Polystyrene nanoplastics promote fish iridovirus replication via inducing inflammatory response, antioxidant damage and enhancing viral entry

Nanoplastics (NPs) are widespread in aquatic environments and pose potential risks to aquatic organisms. In this study, a novel fin-derived cell line from sea perch (LJFin) has been established to evaluate the size-dependent toxicity of polystyrene nanoplastics (PS-NPs) and the potential mechanism underlying their actions on sea perch iridovirus (SPIV) infection.
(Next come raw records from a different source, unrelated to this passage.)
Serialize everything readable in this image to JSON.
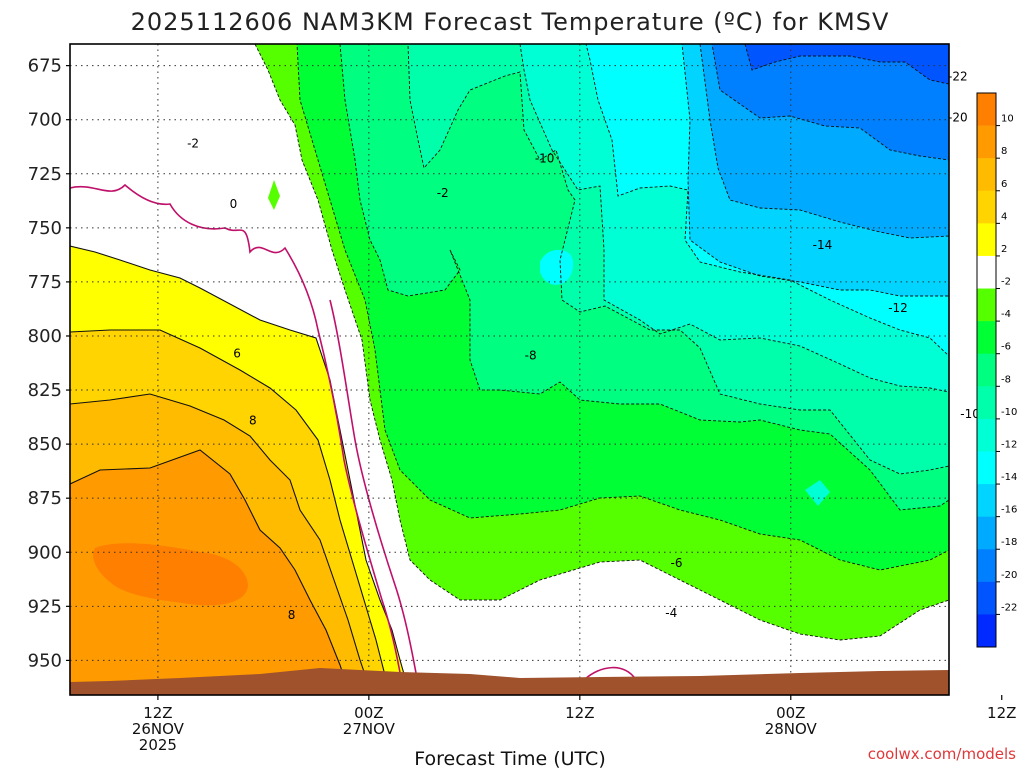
{
  "chart_data": {
    "type": "contour",
    "title": "2025112606 NAM3KM Forecast Temperature (ºC) for KMSV",
    "xlabel": "Forecast Time (UTC)",
    "ylabel": "",
    "credit": "coolwx.com/models",
    "x_range_hours": [
      7,
      57
    ],
    "y_range_hpa": [
      665,
      966
    ],
    "y_ticks": [
      {
        "value": 675,
        "label": "675"
      },
      {
        "value": 700,
        "label": "700"
      },
      {
        "value": 725,
        "label": "725"
      },
      {
        "value": 750,
        "label": "750"
      },
      {
        "value": 775,
        "label": "775"
      },
      {
        "value": 800,
        "label": "800"
      },
      {
        "value": 825,
        "label": "825"
      },
      {
        "value": 850,
        "label": "850"
      },
      {
        "value": 875,
        "label": "875"
      },
      {
        "value": 900,
        "label": "900"
      },
      {
        "value": 925,
        "label": "925"
      },
      {
        "value": 950,
        "label": "950"
      }
    ],
    "x_ticks": [
      {
        "hour": 12,
        "lines": [
          "12Z",
          "26NOV",
          "2025"
        ]
      },
      {
        "hour": 24,
        "lines": [
          "00Z",
          "27NOV"
        ]
      },
      {
        "hour": 36,
        "lines": [
          "12Z"
        ]
      },
      {
        "hour": 48,
        "lines": [
          "00Z",
          "28NOV"
        ]
      },
      {
        "hour": 60,
        "lines": [
          "12Z"
        ]
      }
    ],
    "colorbar": {
      "levels": [
        {
          "from": 10,
          "to": 12,
          "color": "#ff7f00"
        },
        {
          "from": 8,
          "to": 10,
          "color": "#ff9a00"
        },
        {
          "from": 6,
          "to": 8,
          "color": "#ffbb00"
        },
        {
          "from": 4,
          "to": 6,
          "color": "#ffd400"
        },
        {
          "from": 2,
          "to": 4,
          "color": "#ffff00"
        },
        {
          "from": -2,
          "to": 2,
          "color": "#ffffff"
        },
        {
          "from": -4,
          "to": -2,
          "color": "#55ff00"
        },
        {
          "from": -6,
          "to": -4,
          "color": "#00ff35"
        },
        {
          "from": -8,
          "to": -6,
          "color": "#00ff80"
        },
        {
          "from": -10,
          "to": -8,
          "color": "#00ffaa"
        },
        {
          "from": -12,
          "to": -10,
          "color": "#00ffd4"
        },
        {
          "from": -14,
          "to": -12,
          "color": "#00ffff"
        },
        {
          "from": -16,
          "to": -14,
          "color": "#00d4ff"
        },
        {
          "from": -18,
          "to": -16,
          "color": "#00aaff"
        },
        {
          "from": -20,
          "to": -18,
          "color": "#0080ff"
        },
        {
          "from": -22,
          "to": -20,
          "color": "#0055ff"
        },
        {
          "from": -24,
          "to": -22,
          "color": "#002aff"
        }
      ],
      "tick_labels": [
        "10",
        "8",
        "6",
        "4",
        "2",
        "-2",
        "-4",
        "-6",
        "-8",
        "-10",
        "-12",
        "-14",
        "-16",
        "-18",
        "-20",
        "-22"
      ]
    },
    "contour_labels": [
      {
        "text": "-22",
        "hour": 57.5,
        "hpa": 680
      },
      {
        "text": "-20",
        "hour": 57.5,
        "hpa": 699
      },
      {
        "text": "-2",
        "hour": 14.0,
        "hpa": 711
      },
      {
        "text": "-10",
        "hour": 34.0,
        "hpa": 718
      },
      {
        "text": "-2",
        "hour": 28.2,
        "hpa": 734
      },
      {
        "text": "0",
        "hour": 16.3,
        "hpa": 739
      },
      {
        "text": "-14",
        "hour": 49.8,
        "hpa": 758
      },
      {
        "text": "-12",
        "hour": 54.1,
        "hpa": 787
      },
      {
        "text": "6",
        "hour": 16.5,
        "hpa": 808
      },
      {
        "text": "-8",
        "hour": 33.2,
        "hpa": 809
      },
      {
        "text": "-10",
        "hour": 58.2,
        "hpa": 836
      },
      {
        "text": "8",
        "hour": 17.4,
        "hpa": 839
      },
      {
        "text": "-6",
        "hour": 41.5,
        "hpa": 905
      },
      {
        "text": "-4",
        "hour": 41.2,
        "hpa": 928
      },
      {
        "text": "8",
        "hour": 19.6,
        "hpa": 929
      }
    ],
    "bands_top_to_bottom": [
      {
        "color": "#0055ff",
        "boundary": "frame-top"
      },
      {
        "color": "#0080ff",
        "boundary": "-22"
      },
      {
        "color": "#00aaff",
        "boundary": "-20"
      },
      {
        "color": "#00d4ff",
        "boundary": "-18"
      },
      {
        "color": "#00ffff",
        "boundary": "-16"
      },
      {
        "color": "#00ffd4",
        "boundary": "-14"
      },
      {
        "color": "#00ffaa",
        "boundary": "-12"
      },
      {
        "color": "#00ff80",
        "boundary": "-10"
      },
      {
        "color": "#00ff35",
        "boundary": "-8"
      },
      {
        "color": "#55ff00",
        "boundary": "-6"
      },
      {
        "color": "#ffffff",
        "boundary": "-2"
      },
      {
        "color": "#ffff00",
        "boundary": "2"
      },
      {
        "color": "#ffd400",
        "boundary": "4"
      },
      {
        "color": "#ffbb00",
        "boundary": "6"
      },
      {
        "color": "#ff9a00",
        "boundary": "8"
      }
    ],
    "terrain_color": "#a0522d",
    "grid": "dotted"
  }
}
The cell viability assay showed that the particle size, concentration of PS-NPs, and the exposure time directly determined their cytotoxicity on LJFin cells. Exposure to 80 nm PS-NPs (PS-80) at 100 μg/mL for 96 h significantly reduced cell viability, whereas 500 nm PS-NPs (PS-500) were nontoxic to LJFin cells. Moreover, PS-NPs were internalized into LJFin cells in a time-dependent manner. PS-80 entered the cytoplasm more efficiently, but the majority of PS-500 were intercepted on the membrane. Both PS-80 and PS-500 were capable of inducing inflammatory response and antioxidant damage in LJFin cells. In addition, PS-NPs exposure increased SPIV replication, even promoting viral entry at the early stage of SPIV infection. Furthermore, sucrose treatment not only significantly inhibited PS-NPs internalization but also reduced the pro-viral effect of PS-NPs during SPIV infection. In contrast, methyl-β-cyclodextrin and ethyl-isopropyl amiloride treatment exhibited no regulatory effects, suggesting that PS-NPs internalization and promoted SPIV replication via the clathrin-mediated endocytosis in vitro. Overall, our findings offer new insights into the pro-viral actions of PS-NPs on fish iridovirus infection in vitro, which highlights a potential threat of NPs to aquatic viral diseases.